BEIJING—China’s industrial firms posted their worst slump in profits since late 2011 in the first two months of this year, data showed on March 27, as increasing strains on the economy in the face of slowing demand at home and abroad took a toll on businesses.
The sharp decline in profits suggests further trouble for the world’s second largest economy, which expanded at its slowest pace in almost three decades last year. The government has already lowered the economic growth target this year to 6.0-6.5 percent, from the actual rate of 6.6 percent in 2018.
Profits notched up by China’s industrial firms in January-February slumped 14.0 percent year-on-year to 708.01 billion yuan ($105.50 billion), the National Bureau of Statistics (NBS) said on its website on Wednesday. It marked the biggest contraction since Reuters began keeping records in October 2011.
The data combines figures for January and February to smooth out distortions caused by the week-long China’s Lunar New Year.
The drag was mainly due to price contractions in key industrial sectors such as auto, oil processing, steel and chemical industries, Zhu Hong of the statistics bureau said in a statement accompanying the data, adding that production and sales are slowing as well.
Profits in the auto sector were down 37.1 billion yuan from a year earlier, while those in the oil processing industry fell 31.7 billion yuan, according to official data.
The trade war with the United States has put a dent on factory activity, corporate earnings, business sentiment and overall consumption in a blow to the economic outlook.
Growth in China’s manufacturing output slumped to a 17-year low in January-February, while factory-gate inflation remained subdued in the same period in a reflection of the deepening strains across the economy.

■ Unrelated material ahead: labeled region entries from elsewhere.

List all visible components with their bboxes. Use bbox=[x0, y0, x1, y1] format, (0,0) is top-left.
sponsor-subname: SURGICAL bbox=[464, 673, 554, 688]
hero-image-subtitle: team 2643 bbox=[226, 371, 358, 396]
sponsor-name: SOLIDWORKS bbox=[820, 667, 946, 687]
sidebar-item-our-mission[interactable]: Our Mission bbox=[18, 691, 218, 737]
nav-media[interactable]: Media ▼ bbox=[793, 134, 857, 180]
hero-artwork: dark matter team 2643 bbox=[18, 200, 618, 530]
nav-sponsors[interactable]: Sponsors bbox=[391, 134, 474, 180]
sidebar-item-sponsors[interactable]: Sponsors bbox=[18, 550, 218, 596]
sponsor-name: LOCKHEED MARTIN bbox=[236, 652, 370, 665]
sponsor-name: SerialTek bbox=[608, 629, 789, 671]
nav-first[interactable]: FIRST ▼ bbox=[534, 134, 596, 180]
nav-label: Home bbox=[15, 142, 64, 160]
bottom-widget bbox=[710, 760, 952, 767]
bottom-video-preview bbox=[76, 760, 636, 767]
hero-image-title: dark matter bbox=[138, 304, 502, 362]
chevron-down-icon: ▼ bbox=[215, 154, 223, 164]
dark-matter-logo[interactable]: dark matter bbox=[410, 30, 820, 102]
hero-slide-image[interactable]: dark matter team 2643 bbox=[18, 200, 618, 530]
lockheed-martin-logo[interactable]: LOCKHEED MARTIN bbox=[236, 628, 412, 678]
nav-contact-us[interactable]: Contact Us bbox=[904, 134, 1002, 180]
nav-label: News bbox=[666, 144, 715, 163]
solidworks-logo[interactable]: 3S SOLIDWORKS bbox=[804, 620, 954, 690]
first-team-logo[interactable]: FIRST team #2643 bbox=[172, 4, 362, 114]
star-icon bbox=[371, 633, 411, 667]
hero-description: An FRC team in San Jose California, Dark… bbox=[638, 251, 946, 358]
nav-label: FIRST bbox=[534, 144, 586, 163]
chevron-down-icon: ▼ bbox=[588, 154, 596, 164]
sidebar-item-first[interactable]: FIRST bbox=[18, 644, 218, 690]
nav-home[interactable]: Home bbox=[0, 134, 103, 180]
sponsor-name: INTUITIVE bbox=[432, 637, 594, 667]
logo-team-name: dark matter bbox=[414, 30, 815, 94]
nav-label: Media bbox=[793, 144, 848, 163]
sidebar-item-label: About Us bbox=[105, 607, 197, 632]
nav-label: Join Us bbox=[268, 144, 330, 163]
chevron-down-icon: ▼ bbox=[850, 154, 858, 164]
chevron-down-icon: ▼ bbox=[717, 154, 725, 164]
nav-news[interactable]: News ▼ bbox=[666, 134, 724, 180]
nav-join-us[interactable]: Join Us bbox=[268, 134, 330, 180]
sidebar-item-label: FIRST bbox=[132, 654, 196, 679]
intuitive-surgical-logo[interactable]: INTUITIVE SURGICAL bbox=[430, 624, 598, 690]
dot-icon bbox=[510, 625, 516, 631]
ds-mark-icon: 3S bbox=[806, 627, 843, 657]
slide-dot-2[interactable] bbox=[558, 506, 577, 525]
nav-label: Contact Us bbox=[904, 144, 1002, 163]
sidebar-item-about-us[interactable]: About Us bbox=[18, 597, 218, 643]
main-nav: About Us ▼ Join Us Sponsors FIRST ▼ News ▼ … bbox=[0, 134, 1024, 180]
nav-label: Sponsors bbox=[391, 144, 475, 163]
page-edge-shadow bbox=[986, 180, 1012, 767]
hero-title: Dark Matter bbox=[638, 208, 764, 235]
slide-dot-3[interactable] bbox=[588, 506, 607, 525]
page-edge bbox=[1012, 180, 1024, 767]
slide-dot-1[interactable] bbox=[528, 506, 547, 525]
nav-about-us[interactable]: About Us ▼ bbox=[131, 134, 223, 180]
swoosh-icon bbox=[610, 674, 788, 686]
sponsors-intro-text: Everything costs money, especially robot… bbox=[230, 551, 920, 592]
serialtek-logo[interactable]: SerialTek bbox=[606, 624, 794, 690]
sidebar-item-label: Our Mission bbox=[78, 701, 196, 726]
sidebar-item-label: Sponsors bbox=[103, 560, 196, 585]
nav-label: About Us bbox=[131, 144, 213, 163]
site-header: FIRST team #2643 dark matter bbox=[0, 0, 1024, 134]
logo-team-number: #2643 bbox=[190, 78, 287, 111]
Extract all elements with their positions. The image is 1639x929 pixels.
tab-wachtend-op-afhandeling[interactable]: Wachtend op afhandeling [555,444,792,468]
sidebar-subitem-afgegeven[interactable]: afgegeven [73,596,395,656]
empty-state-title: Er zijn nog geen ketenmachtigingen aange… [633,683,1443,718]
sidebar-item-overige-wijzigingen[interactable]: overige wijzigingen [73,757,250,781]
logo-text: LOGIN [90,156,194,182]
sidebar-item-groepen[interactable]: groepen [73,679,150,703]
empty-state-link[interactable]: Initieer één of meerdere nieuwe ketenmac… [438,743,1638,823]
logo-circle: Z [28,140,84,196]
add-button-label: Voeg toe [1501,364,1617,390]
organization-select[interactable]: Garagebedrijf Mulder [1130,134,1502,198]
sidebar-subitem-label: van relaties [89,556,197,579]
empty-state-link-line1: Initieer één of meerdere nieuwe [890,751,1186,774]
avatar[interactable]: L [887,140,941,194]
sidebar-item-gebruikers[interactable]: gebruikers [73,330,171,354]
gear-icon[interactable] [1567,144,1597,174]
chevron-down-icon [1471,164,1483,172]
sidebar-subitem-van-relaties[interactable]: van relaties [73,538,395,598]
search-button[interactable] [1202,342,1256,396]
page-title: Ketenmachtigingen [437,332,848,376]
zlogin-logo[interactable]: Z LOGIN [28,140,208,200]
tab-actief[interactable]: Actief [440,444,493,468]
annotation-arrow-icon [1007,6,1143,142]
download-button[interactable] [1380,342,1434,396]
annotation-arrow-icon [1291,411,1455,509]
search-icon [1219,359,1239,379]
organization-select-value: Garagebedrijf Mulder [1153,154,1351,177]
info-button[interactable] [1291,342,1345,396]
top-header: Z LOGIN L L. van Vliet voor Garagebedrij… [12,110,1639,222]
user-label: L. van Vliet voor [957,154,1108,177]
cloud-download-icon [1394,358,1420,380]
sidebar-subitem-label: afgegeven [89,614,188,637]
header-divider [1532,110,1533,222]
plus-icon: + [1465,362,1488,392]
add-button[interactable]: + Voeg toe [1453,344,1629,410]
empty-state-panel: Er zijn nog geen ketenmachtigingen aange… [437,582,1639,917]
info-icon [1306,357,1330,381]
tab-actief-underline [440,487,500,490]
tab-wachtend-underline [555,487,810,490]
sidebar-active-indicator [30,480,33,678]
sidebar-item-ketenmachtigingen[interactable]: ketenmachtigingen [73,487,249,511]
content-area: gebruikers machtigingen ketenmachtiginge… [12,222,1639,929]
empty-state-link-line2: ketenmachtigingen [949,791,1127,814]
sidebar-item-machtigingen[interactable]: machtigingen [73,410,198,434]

“Although it’s possible U.S. and China could come to a trade deal in the near future, it still remains a question that it will help reverse the decline in China’s exports,” said Betty Wang, senior China economist at ANZ, adding that waning global demand remains a concern as well.
The profit margin in the manufacturing sector is less than 5 percent and many companies are suffering losses, Li Dongsheng, CEO of TCL Corp told a Guangdong delegation meeting on the sidelines of an annual parliament meeting in March.
“I advise the government to further lower value-added tax, and if implemented, it will effectively boost the profit-making ability of the manufacturing industry,” said Li.
Lots of other firms are already facing margin pressure. Jiangsu Shagang, China’s biggest private-owned steel mill, expects its first quarter net profit to decline as much as 68.6 percent year-on-year.
Industry data out on Monday also showed China’s automobile sector in reverse gear, with sales down 13.8 percent in February year-on-year, marking the eighth consecutive month of decline in the world’s largest auto market.
Earlier this month, Beijing announced hundreds of billions of dollars in additional tax cuts, which included a 3 percentage point reduction in value-added tax (VAT) for the manufacturing industry that has been grappling with rising costs and lower profit margins in the face of the economic slowdown.
Yet, the support measures are taking time to kick in. Most analysts believe economic activity may not convincingly stabilize until the middle of the year.
Policymakers have acknowledged the country’s economy is facing increasing downward pressure, hurt by multi-year campaigns to curb debt risks and pollution, while the trade war with the United States took a toll on export orders and employment.